In these ethics she was both timeless and distinctly Victorian. Adam Bede, her first novel, was published in 1859 – the same year as Charles Darwin’s On the Origin Of Species, which stripped nature of the need for a divine creator, and John Stuart Mill’s On Liberty, which for many people finally stripped ethics of the need for divine commandments.
George Eliot shared the view that both these men expressed: that human goodness springs from human nature alone and needs no religious or divine underpinning and she thought, as they did, that the discoveries of both science and history were making this fact plain.

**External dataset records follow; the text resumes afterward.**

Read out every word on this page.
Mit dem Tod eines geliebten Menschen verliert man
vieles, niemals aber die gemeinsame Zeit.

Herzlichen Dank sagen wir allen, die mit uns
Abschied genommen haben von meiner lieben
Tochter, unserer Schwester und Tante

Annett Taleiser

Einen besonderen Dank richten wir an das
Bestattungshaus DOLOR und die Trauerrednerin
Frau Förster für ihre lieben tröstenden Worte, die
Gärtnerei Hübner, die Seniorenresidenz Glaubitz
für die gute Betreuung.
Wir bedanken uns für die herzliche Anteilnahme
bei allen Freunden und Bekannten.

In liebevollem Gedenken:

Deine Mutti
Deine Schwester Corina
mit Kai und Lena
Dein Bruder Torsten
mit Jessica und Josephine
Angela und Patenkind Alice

But hers is a humanism often left out of her biographies, which frequently acknowledge her loss of faith, but not the positive affirmation of life and its meaning which animated her life, and underpins her novels. Like free thinkers before and since, she rejected the confines of supposed respectability where they conflicted with her own conscience, blazing a trail for those others whose moral convictions led them to rebel and reform. She lived her values. The romantic warmth George Eliot added to the humanist intellectual tradition of the nineteenth century is not the only influence that moulded this change, but I believe it is a significant one.
In fact I believe George Eliot had no equal in the nineteenth century for her commitment to human solidarity, sympathy. We see it in her novels – her deep understanding of the inner life of others. We see it in her essays – powerful critiques and expositions of radical ethical ideas. And we see it in the example of her life itself – a life worth celebrating. A great writer, a great Midlander, and a very great humanist.